A couple of weeks ago I traveled abroad for the first time ever. On Monday I realized I didn’t have any work for the week. I’d already had a slow several weeks prior, during which I caught up on all the mundane Life Things (laundry, taxes, sweeping the floor, sleep, etc.) that I’d let slide while being absolutely crazed from September through December, and by that point was getting antsy.

So I started pricing plane tickets. Why the hell not.

After an hour on every travel site I could think of, I decided on Berlin. Cheap airfare, I’d been hearing of its awesomeness for some time, and somewhere — anywhere — is better than nowhere. My flight was to leave about 48 hours later.

On Wednesday I sat near my departure gate at Newark (side note: not nearly the pain in the ass to get to that I expected) and started to get nervous.

Honestly, this doesn’t happen often. I have solid faith in my ability to figure out how to pretty much anything I need to, and a somewhat realistic perspective that the risk of most things I could do in life is pretty damn low. The whole world isn’t waiting to laugh at my failures, money is just money, time is just time, and I don’t do that many things that could realistically physically incapacitate me. So nervousness is not part of my general state of being.

But there I sat, getting a little scared. Going to a new place, taking the longest plane ride I’d ever been on, embarking on a trip I hadn’t really planned beyond the flight and hostel reservation, venturing into a land that uses a language I did not speak or understand. I knew it would be fine. Worst case scenario, I’d hang out at the hostel and walk around aimlessly for three days, maybe embarrass myself a few times in front of people I would never see again in an attempt to obtain nourishment without a word of German. While that’s not exactly the greatest vacation anyone’s ever had, it would also not hurt me in any way. So the nervousness was quite arguably irrational, but kept gnawing at me no matter how much I tried to argue it away.

And it made me start to think… it’s kind of cool to be a little freaked out. If I look back at any of the really Big Moments I’ve had in my life (moving to New York, biking a century, submitting my application for the internship that got me started in sound, any of the most important or ambitious projects I’ve embarked on as a freelancer…), they were all preceded by me wondering if (and sometimes being absolutely positive that) I was in over my head.

Which is… kind of awesome. What nervousness really seems to be then is an indication of an expansion of limits. I think about it exactly the same way I do about exercise: honestly, I kind of like being sore in the days following a hard workout. It’s painful as hell, but it means I pushed myself hard enough to go beyond where I’d been before — I’m getting stronger. I’m getting better.
Perhaps nervousness is an indication of stepping it up in life — choosing to rise to the next level of a career, a relationship, a hobby, just about anything. You don’t really get better (and you never get great) if you’re sitting comfortably, a safe distance from your boundaries of ability.

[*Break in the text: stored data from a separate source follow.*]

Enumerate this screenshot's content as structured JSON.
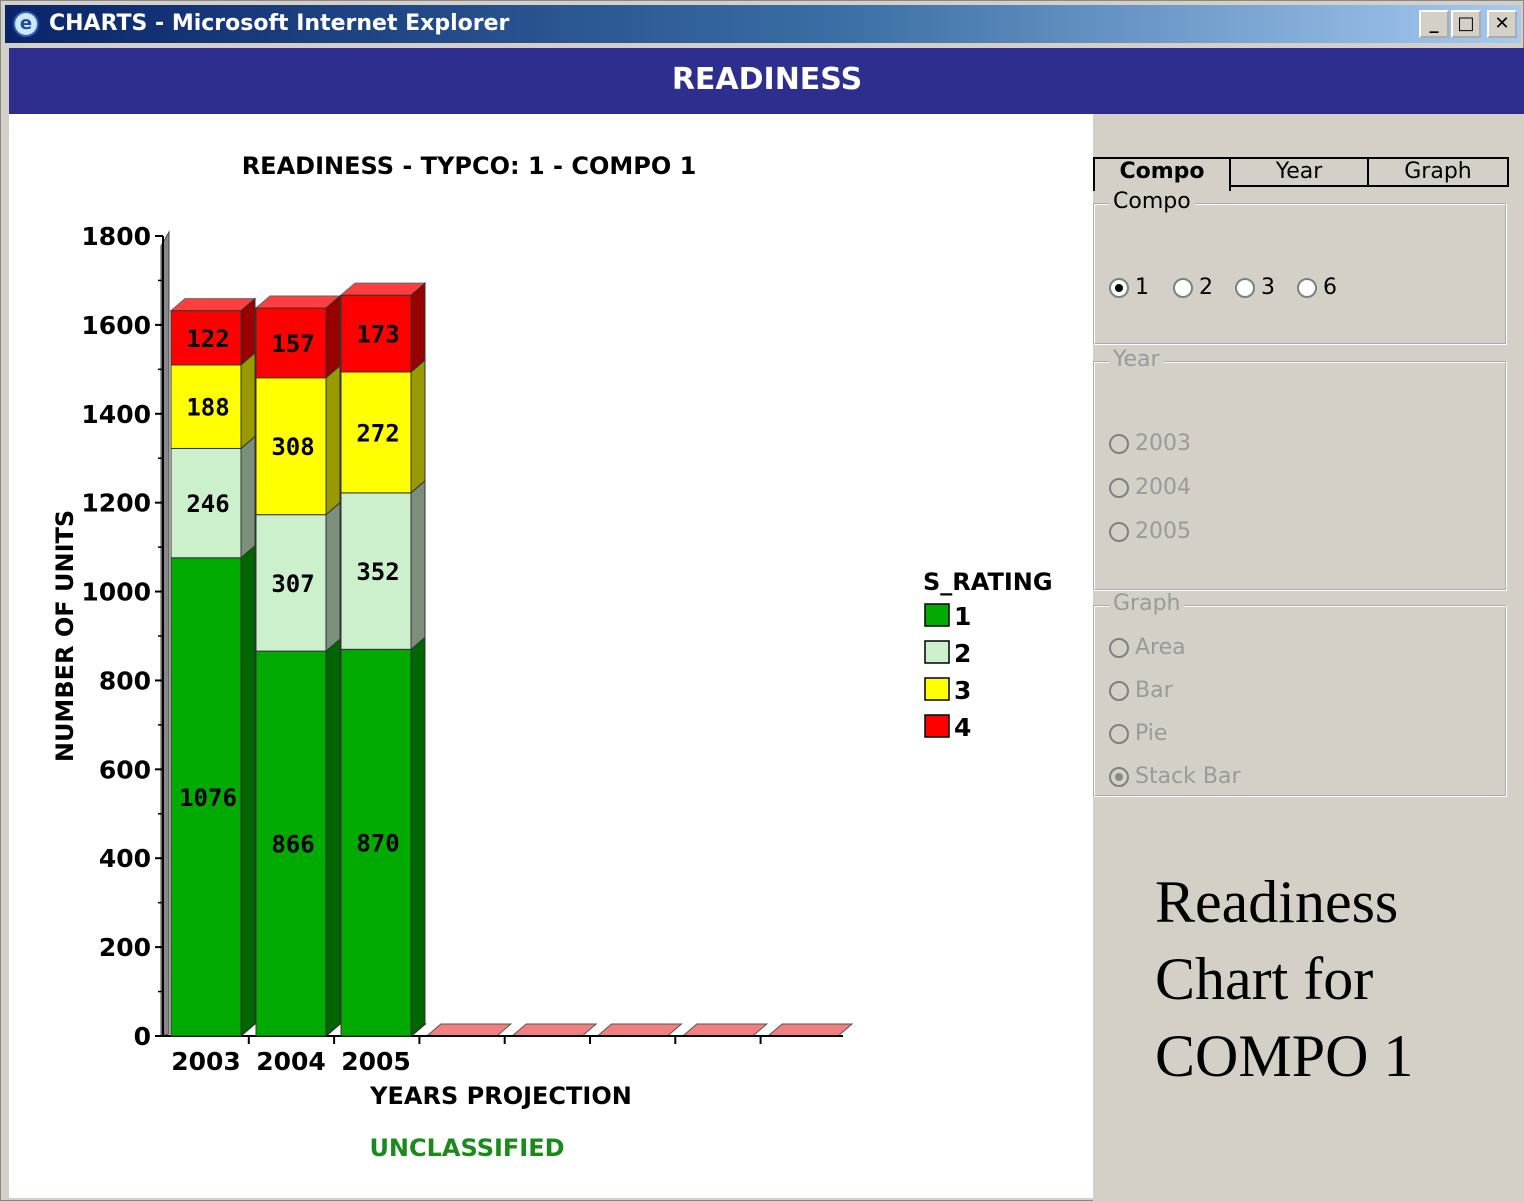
{
  "window": {
    "title": "CHARTS - Microsoft Internet Explorer",
    "icon": "ie-icon",
    "controls": {
      "minimize": "_",
      "maximize": "□",
      "close": "✕"
    }
  },
  "banner": {
    "title": "READINESS"
  },
  "chart_data": {
    "type": "bar",
    "stacked": true,
    "title": "READINESS - TYPCO: 1  - COMPO 1",
    "xlabel": "YEARS PROJECTION",
    "ylabel": "NUMBER OF UNITS",
    "ylim": [
      0,
      1800
    ],
    "yticks": [
      "0",
      "200",
      "400",
      "600",
      "800",
      "1000",
      "1200",
      "1400",
      "1600",
      "1800"
    ],
    "categories": [
      "2003",
      "2004",
      "2005"
    ],
    "series": [
      {
        "name": "1",
        "color": "#00aa00",
        "values": [
          1076,
          866,
          870
        ]
      },
      {
        "name": "2",
        "color": "#ccf0cc",
        "values": [
          246,
          307,
          352
        ]
      },
      {
        "name": "3",
        "color": "#ffff00",
        "values": [
          188,
          308,
          272
        ]
      },
      {
        "name": "4",
        "color": "#ff0000",
        "values": [
          122,
          157,
          173
        ]
      }
    ],
    "legend_title": "S_RATING",
    "legend_position": "right",
    "footer": "UNCLASSIFIED",
    "footer_color": "#1a8a1a"
  },
  "tabs": [
    "Compo",
    "Year",
    "Graph"
  ],
  "compo_group": {
    "label": "Compo",
    "options": [
      "1",
      "2",
      "3",
      "6"
    ],
    "selected": "1"
  },
  "year_group": {
    "label": "Year",
    "options": [
      "2003",
      "2004",
      "2005"
    ]
  },
  "graph_group": {
    "label": "Graph",
    "options": [
      "Area",
      "Bar",
      "Pie",
      "Stack Bar"
    ],
    "selected": "Stack Bar"
  },
  "caption": "Readiness Chart for COMPO 1"
}
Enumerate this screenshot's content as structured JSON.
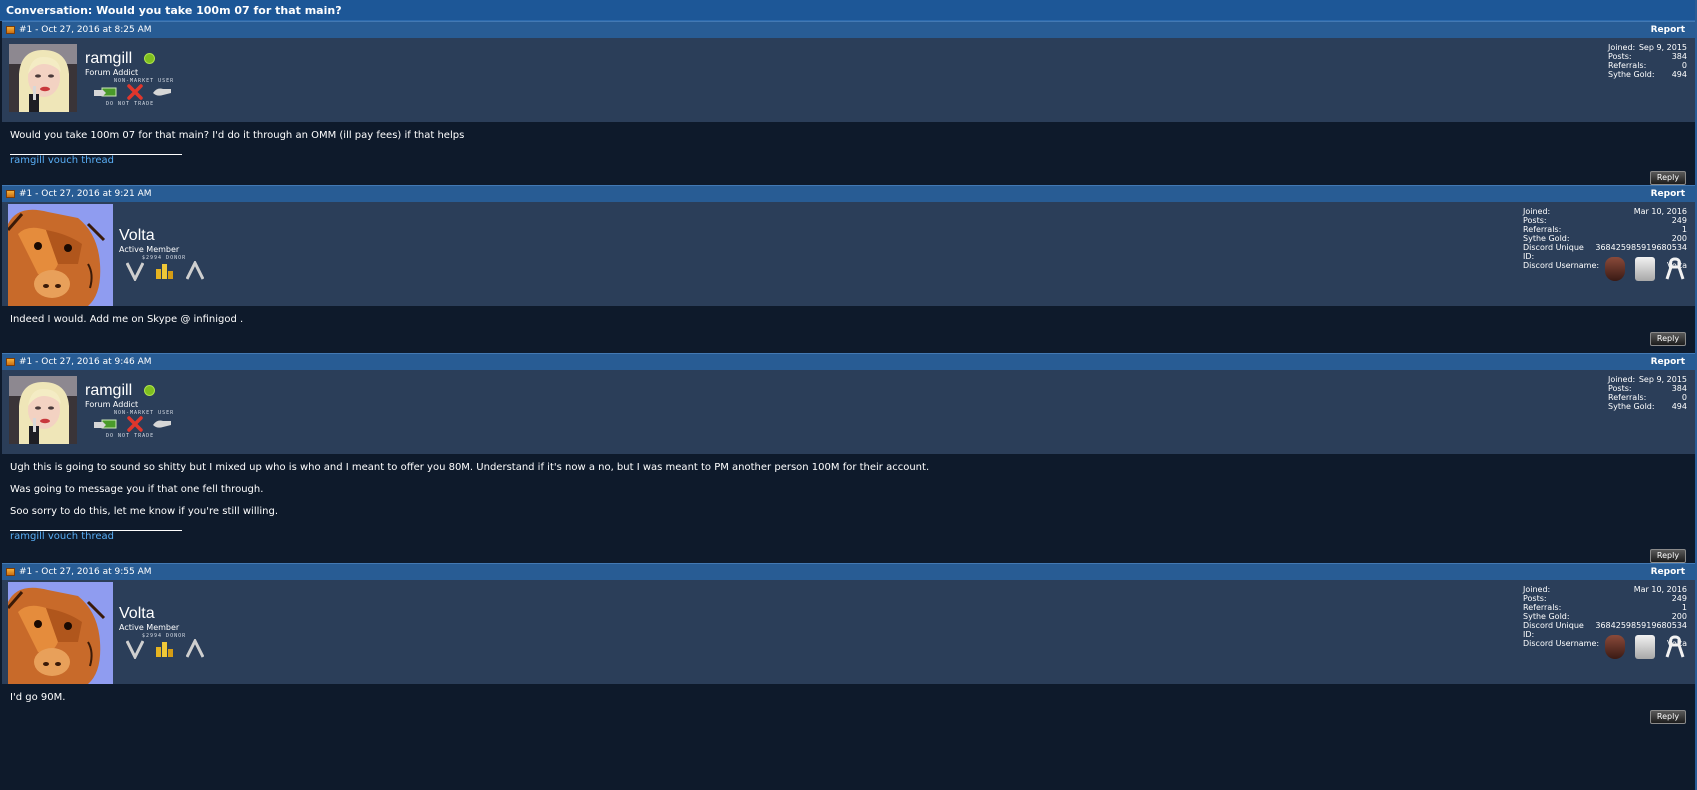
{
  "conversation": {
    "title": "Conversation: Would you take 100m 07 for that main?"
  },
  "posts": [
    {
      "date": "#1 - Oct 27, 2016 at 8:25 AM",
      "report": "Report",
      "username": "ramgill",
      "usertitle": "Forum Addict",
      "badge_caption_top": "NON-MARKET USER",
      "badge_caption_bottom": "DO NOT TRADE",
      "stats": {
        "joined_label": "Joined:",
        "joined": "Sep 9, 2015",
        "posts_label": "Posts:",
        "posts": "384",
        "referrals_label": "Referrals:",
        "referrals": "0",
        "gold_label": "Sythe Gold:",
        "gold": "494"
      },
      "message": [
        "Would you take 100m 07 for that main? I'd do it through an OMM (ill pay fees) if that helps"
      ],
      "signature": "ramgill vouch thread",
      "reply": "Reply"
    },
    {
      "date": "#1 - Oct 27, 2016 at 9:21 AM",
      "report": "Report",
      "username": "Volta",
      "usertitle": "Active Member",
      "badge_caption_top": "$2994 DONOR",
      "stats": {
        "joined_label": "Joined:",
        "joined": "Mar 10, 2016",
        "posts_label": "Posts:",
        "posts": "249",
        "referrals_label": "Referrals:",
        "referrals": "1",
        "gold_label": "Sythe Gold:",
        "gold": "200",
        "discord_id_label": "Discord Unique ID:",
        "discord_id": "368425985919680534",
        "discord_user_label": "Discord Username:",
        "discord_user": "Volta"
      },
      "message": [
        "Indeed I would. Add me on Skype @ infinigod ."
      ],
      "reply": "Reply"
    },
    {
      "date": "#1 - Oct 27, 2016 at 9:46 AM",
      "report": "Report",
      "username": "ramgill",
      "usertitle": "Forum Addict",
      "badge_caption_top": "NON-MARKET USER",
      "badge_caption_bottom": "DO NOT TRADE",
      "stats": {
        "joined_label": "Joined:",
        "joined": "Sep 9, 2015",
        "posts_label": "Posts:",
        "posts": "384",
        "referrals_label": "Referrals:",
        "referrals": "0",
        "gold_label": "Sythe Gold:",
        "gold": "494"
      },
      "message": [
        "Ugh this is going to sound so shitty but I mixed up who is who and I meant to offer you 80M. Understand if it's now a no, but I was meant to PM another person 100M for their account.",
        "Was going to message you if that one fell through.",
        "Soo sorry to do this, let me know if you're still willing."
      ],
      "signature": "ramgill vouch thread",
      "reply": "Reply"
    },
    {
      "date": "#1 - Oct 27, 2016 at 9:55 AM",
      "report": "Report",
      "username": "Volta",
      "usertitle": "Active Member",
      "badge_caption_top": "$2994 DONOR",
      "stats": {
        "joined_label": "Joined:",
        "joined": "Mar 10, 2016",
        "posts_label": "Posts:",
        "posts": "249",
        "referrals_label": "Referrals:",
        "referrals": "1",
        "gold_label": "Sythe Gold:",
        "gold": "200",
        "discord_id_label": "Discord Unique ID:",
        "discord_id": "368425985919680534",
        "discord_user_label": "Discord Username:",
        "discord_user": "Volta"
      },
      "message": [
        "I'd go 90M."
      ],
      "reply": "Reply"
    }
  ],
  "colors": {
    "header_blue": "#1d5797",
    "post_head": "#285c94",
    "user_bar": "#2b3e59",
    "body_bg": "#0e1a2b",
    "link": "#59aef5",
    "online": "#7fbf1f"
  }
}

So what if being freaked out itself became a value? I don’t think it’s right, or even possible, for it to be true all the time. Or most of the time. Or even close to most of the time. In order to maintain a solid sense of self, as well as my relationships, my ability to keep paying all those cumbersome bills, and possibly my life, most of my time probably needs to be spent in a non-freaked-out state. But how about 10%? What if, one moment out of ten, I was scared? Not 100% positive what the outcome of my activity would be? Not 100% certain of my ability to succeed? What would the artistic, physical, social, emotional, or financial ramifications be?

History indicates the rewards are massive and the risks are not negligible, but far from life-threatening. So I’m going to try it — see if I can spend 10% of my life freaked out.

Which both excites and scares me. Just the way it should, I suppose.